The search of defendant’s car and cell phones were justified by probable cause and, as to the phones, a warrant. His warrantless strip search, however, was not properly justified from its inception, and it is suppressed. United States v. Peterson, 2019 U.S. Dist. LEXIS 69922 (E.D. Va. Apr. 25, 2019):

C. The Strip Search

Courts apply a “‘flexible test’ to determine the reasonableness of a broad range of sexually invasive searches,'” including strip searches. United States v. Edwards, 666 F.3d 877, 883 (4th Cir. 2011) (quoting Amaechi v. West, 237 F.3d 356, 363 (4th Cir. 2001)). In considering the reasonableness of a strip search, courts must “balance[e] the need for the particular search against the invasion of personal rights that the search entails.” Bell v. Wolfish, 441 U.S. 520, 559, 99 S. Ct. 1861, 60 L. Ed. 2d 447 (1979). Specifically, courts consider the following factors: “1) the place in which the search was conducted; 2) the scope of the particular intrusion; 3) the manner in which the search was conducted; and 4) the justification for initiating the search.” Edwards, 666 F.3d at 883.

In this case, the first factor weighs in favor of reasonableness because Hagen searched Peterson in a private shower area. See Polk v. Montgomery Cnty., 782 F.2d 1196, 1201-02 (4th Cir. 1986). Nonetheless, the scope of the intrusion was as broad as possible because Peterson had to remove every article of clothing. Hagen saw a plastic baggy sticking out from the side of Peterson’s groin area only after Hagen directed Peterson to take off all his clothes. See Hr’g Tr. 235:22-23 (“As soon as he pretty much dropped his underwear I could see it.”). With respect to the manner of the search, Hagen never touched or grabbed Peterson during the search, nor did Hagen expose Peterson to any danger. When Hagen asked Peterson about the plastic attached to his groin area, Peterson simply removed two plastic baggies and handed them to Hagen. Cf. Edwards, 666 F.3d at 885 (noting that an officer’s “use of a knife in cutting the sandwich baggie off [the defendant’s] penis posed a significant and an unnecessary risk of injury” to the defendant”).

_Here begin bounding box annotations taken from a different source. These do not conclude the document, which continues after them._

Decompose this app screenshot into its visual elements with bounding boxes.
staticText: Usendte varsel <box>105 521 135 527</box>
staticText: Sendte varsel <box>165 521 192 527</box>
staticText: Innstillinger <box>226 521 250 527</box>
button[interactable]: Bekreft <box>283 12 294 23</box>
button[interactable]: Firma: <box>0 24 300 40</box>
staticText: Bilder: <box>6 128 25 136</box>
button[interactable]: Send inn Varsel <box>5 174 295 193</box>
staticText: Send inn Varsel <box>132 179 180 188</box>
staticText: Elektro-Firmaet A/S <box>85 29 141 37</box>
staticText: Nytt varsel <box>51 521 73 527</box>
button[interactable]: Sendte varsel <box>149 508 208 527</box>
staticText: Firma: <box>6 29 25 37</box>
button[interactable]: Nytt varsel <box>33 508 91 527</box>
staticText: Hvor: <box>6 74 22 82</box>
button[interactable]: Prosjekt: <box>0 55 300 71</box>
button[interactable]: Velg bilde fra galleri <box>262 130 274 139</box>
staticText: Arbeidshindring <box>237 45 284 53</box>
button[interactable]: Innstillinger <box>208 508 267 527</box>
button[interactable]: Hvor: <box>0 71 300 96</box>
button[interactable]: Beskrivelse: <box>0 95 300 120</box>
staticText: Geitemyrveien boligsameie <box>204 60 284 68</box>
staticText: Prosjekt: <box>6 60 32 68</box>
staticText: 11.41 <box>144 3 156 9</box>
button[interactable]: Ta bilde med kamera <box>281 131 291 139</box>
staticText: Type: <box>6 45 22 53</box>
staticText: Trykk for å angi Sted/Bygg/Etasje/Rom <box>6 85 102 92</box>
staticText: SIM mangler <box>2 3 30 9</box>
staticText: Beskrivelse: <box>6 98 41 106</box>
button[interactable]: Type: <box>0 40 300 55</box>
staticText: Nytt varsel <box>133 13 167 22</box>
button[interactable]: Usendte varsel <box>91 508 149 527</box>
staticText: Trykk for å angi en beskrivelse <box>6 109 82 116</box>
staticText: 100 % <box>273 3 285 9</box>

The justification for the search, however, strongly weighs against reasonableness. Russell asked Hagen to search Peterson after Russell had twice frisked Peterson at the roadside and after a magistrate had released Peterson on a personal recognizance bond. Russell had no concerns for his safety or the safety of others at Pamunkey Regional Jail—he simply had a hunch that Peterson had illegal drugs hidden under his clothes. See Winston v. Lee, 470 U.S. 753, 767, 105 S. Ct. 1611, 84 L. Ed. 2d 662 (1985) (holding that sexually invasive searches require “a more substantial justification”). Moreover, “[a]t no time would [Peterson]… be intermingled with the general jail population,” Logan, 660 F.2d at 1013, so any concerns about inmate safety cannot justify the search. Cf. Florence v. Bd. of Chosen Freeholders, 566 U.S. 318, 330, 132 S. Ct. 1510, 182 L. Ed. 2d 566 (2012) (“Correctional officials have a significant interest in conducting a thorough search as a standard part of the intake process.”).